No dia seguinte, o camisa 10 abriu as portas de sua intimidade ao publicar, em seu canal no YouTube, os registros dos bastidores da convocação. Acompanhado por amigos e familiares em sua residência em Santos, São Paulo, o jogador viveu momentos de forte comoção ao lado da esposa, Bruna Biancardi. Logo após a oficialização, ele buscou o abraço de figuras fundamentais em sua carreira, como o fisioterapeuta Rafael Martini e o preparador físico Ricardo Rosa, profissionais que o acompanham desde o início de sua trajetória no Santos, há mais de uma década.
Emoção e apoio entre os convocados
O ambiente de celebração contou também com a presença do atacante Gabriel Barbosa, companheiro de Neymar no Santos desde o início do ano. Em um gesto de admiração, Gabigol reforçou o merecimento do colega, a quem considera seu maior ídolo no futebol, destacando que a convocação é fruto de um trabalho consistente. Logo após o anúncio, Neymar conectou-se por chamada de vídeo com Raphinha, atacante do Barcelona e também presente na lista de Ancelotti, reforçando os laços de amizade e a determinação do grupo para o desafio que se aproxima.
Aos 34 anos, Neymar ostenta a marca de maior artilheiro da história da seleção brasileira em partidas oficiais, somando 79 gols em 125 exibições. O caminho até esta Copa, contudo, não foi simples.

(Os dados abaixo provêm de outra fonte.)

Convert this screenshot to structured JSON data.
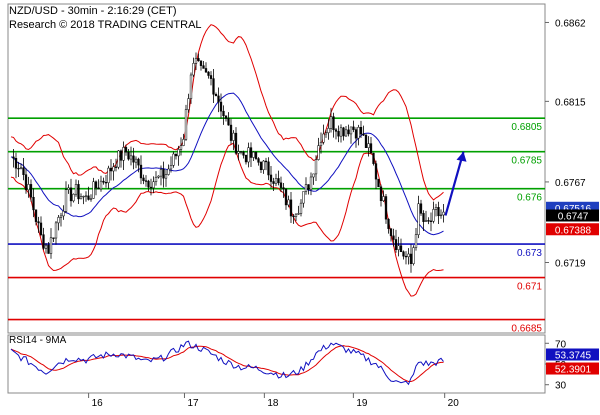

Afastado dos gramados desde outubro de 2023 devido a uma lesão grave no ligamento cruzado anterior e no menisco do joelho direito, o jogador viu sua participação no mundial que será sediado nos Estados Unidos, México e Canadá ser colocada sob dúvida durante boa parte do ciclo preparatório.
O alívio após a confirmação da vaga transpareceu em suas palavras. O atacante descreveu o choro como uma manifestação de felicidade genuína, ressaltando o esforço compartilhado com aqueles que acompanharam sua recuperação. Ele agradeceu o apoio constante dos torcedores brasileiros e declarou que o grupo está unido em um único objetivo: entregar tudo em campo para trazer o título ao país e encerrar seu ciclo em Copas com o protagonismo que sempre buscou.
A expectativa de veteranos e estreantes
A convocação foi recebida com celebrações em diversos contextos. O goleiro Weverton, que esteve presente no Mundial de 2022, comemorou a notícia no Grêmio, sendo recepcionado por funcionários e companheiros em uma festa organizada pelo clube. Para ele, representar o Brasil novamente é motivo de gratidão e honra, renovando o sonho de alcançar o hexa. Já o zagueiro Marquinhos, capitão do Paris Saint-Germain e veterano de duas Copas, compartilhou a ansiedade do momento ao lado da família, admitindo que, apesar da experiência, o nervosismo durante a leitura da lista é inevitável.
Entre os 26 convocados, 11 atletas viverão a experiência de uma Copa do Mundo pela primeira vez. Para muitos, a convocação representa o ápice de uma longa caminhada marcada por superações. O zagueiro Ibañez, atualmente no Ah-Ahli, e o atacante Matheus Cunha, do Manchester United, relembram a frustração de terem ficado fora do grupo final há quatro anos. Para ambos, a oportunidade atual é o desfecho de um sonho que exigiu resiliência e amadurecimento constante.
Vozes da seleção
Outros nomes que compõem o grupo de Ancelotti também expressaram seus sentimentos nas redes sociais. O goleiro Alisson, do Liverpool, enfatizou a responsabilidade de vestir a camisa amarela, enquanto Gabriel Magalhães, do Arsenal, dedicou a conquista à fé e à família. O zagueiro Bremer, da Juventus, relembrou a importância do trabalho duro, assim como o lateral Wesley, da Roma, que descreveu a convocação como a realização de um desejo de infância.
Douglas Santos, do Zenit, destacou a trajetória que incluiu o ouro olímpico em 2016, mas ressaltou que a Copa do Mundo possui um peso especial. Nomes como Lucas Paquetá, Bruno Guimarães, Danilo, Vinícius Júnior, Luiz Henrique e Igor Thiago também prestaram homenagens às suas origens, lembrando as dificuldades do passado e a importância das raízes em suas cidades natais. Cada mensagem reforça o compromisso de um grupo que, entre veteranos e estreantes, busca agora escrever um capítulo vitorioso na história do futebol nacional.